Duns of this mayfly look like large, slow moving Chinese junks ambling down the creek.  Trout will often take hatched Mahogany Duns in preference to more numerous but smaller Blue Winged Olives.  One excellent strategy is to drift a dun pattern within 6 inches of the edge of a weed bed or the bank.  Due to the fact that the duns hatch in calmer water, it is often beneficial to lengthen one’s leader to 12 to 15 feet and reduce your tippet to 5X or 6X.  Productive dun imitations include: the Mahogany Cut Winged Parachute; the Mahogany Sparkle Dun; the Mahogany Thorax Dun; the Mahogany No Hackle; and the Red Quill and Blue Quill, both of which are Catskill types in design.


Spinner falls of the Mahogany Dun can be important to the angler who fishes late in the day.  The Mahogany Dun spinners usually swarm in early evening and drop to the water about the time when it becomes difficult to see.  Bring your flashlight and reading glasses so that it is not difficult to change spinner patterns.  Unlike the other stages of the Mahogany Dun discussed above, the spinner can be fished out in open water with equal success.  Two spinner patterns which are effective for just about any mayfly are equally productive when fished at the end of a Mahogany Dun session.  The Blue Quill Spinner’s body is constructed from a stripped peacock quill, its wing is fashioned from white hen hackle tips (tied spent or semi-spent), and the hackle is light blue dun, clipped top and bottom.  The Red Quill Spinner’s body is from a reddish-brown dyed hackle stem, its wings are made from white hen hackle tips (tied spent or semi-spent), and brown hackle is used, clipped top and bottom.           

Doug Andres

Stream Keeper

September 28TH Double R Fishing Report "Mahogany Duns"

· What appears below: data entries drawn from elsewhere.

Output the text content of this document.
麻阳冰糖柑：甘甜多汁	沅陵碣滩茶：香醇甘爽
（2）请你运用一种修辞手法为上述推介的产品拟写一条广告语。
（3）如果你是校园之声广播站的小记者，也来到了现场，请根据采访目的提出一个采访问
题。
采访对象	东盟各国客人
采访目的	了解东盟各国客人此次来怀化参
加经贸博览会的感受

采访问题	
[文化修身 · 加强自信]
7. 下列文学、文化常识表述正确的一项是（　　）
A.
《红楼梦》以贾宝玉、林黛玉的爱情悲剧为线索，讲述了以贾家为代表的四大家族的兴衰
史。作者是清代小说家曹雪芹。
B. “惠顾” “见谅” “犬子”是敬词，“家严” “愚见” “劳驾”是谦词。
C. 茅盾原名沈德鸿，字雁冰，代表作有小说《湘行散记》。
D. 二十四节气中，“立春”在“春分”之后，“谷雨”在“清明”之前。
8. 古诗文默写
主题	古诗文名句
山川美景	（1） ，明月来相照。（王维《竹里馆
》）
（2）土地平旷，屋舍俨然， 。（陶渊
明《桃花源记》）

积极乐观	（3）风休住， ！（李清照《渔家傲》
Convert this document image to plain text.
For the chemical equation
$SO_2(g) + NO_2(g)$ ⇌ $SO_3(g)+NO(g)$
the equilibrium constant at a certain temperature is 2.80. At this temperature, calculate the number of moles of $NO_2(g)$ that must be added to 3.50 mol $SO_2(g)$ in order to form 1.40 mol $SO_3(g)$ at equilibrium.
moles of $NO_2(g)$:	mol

Sunday, September 28, 2014:

Mahogany Duns . . . !

Yes, it rained most of yesterday and this morning it was chilly, overcast and threatening rain.  Plagued by curiosity, I just had to launch the float tube at Beat #8 of the field water of the Double R Ranch around 10:00 a.m.  No fish were rising and initially no insects were on the water.  But within a half hour my buddy and I started to see some extremely tiny Baetis which were more cream colored than olive.  Then we saw a few Mahogany Duns floating by.  Fish started to take the smaller of the two bugs, within the calm margins left by the slight breeze.  My friend picked up a fat 15 inch Brown on a Mahogany Dun dry, but that was all she wrote for a while.  Around 11:30 a.m. the Mahogany hatch exploded.  They looked like a fleet of Chinese Junks floating through the Hong Kong harbor.  A beautiful sight after weeks of size 22 Baetis, for sure.  I finally landed a Rainbow on my favorite Mahogany parachute.  Fish were rising everywhere and the surface was covered with Mahoganies, but we were frozen to the bone and opted to return to my trailer for some hot soup and the last Mariner game of the season.  

The Fall hatches are upon us, guys and girls.

Doug Andres

Stream Keeper

September 27TH Double R Fishing Report "Fall Fishing"

Saturday, September 27, 2014:


During out ten days of Indian Summer fishing has been challenging no matter where you have fished Silver Creek.  I felt fortunate on those days when I only landed two or three fish.  But, each day was precious because I figured it was the very last day of sunny warm weather.  A couple of days ago I pulled out my cold weather fishing clothing, just in case the weather would finally change.  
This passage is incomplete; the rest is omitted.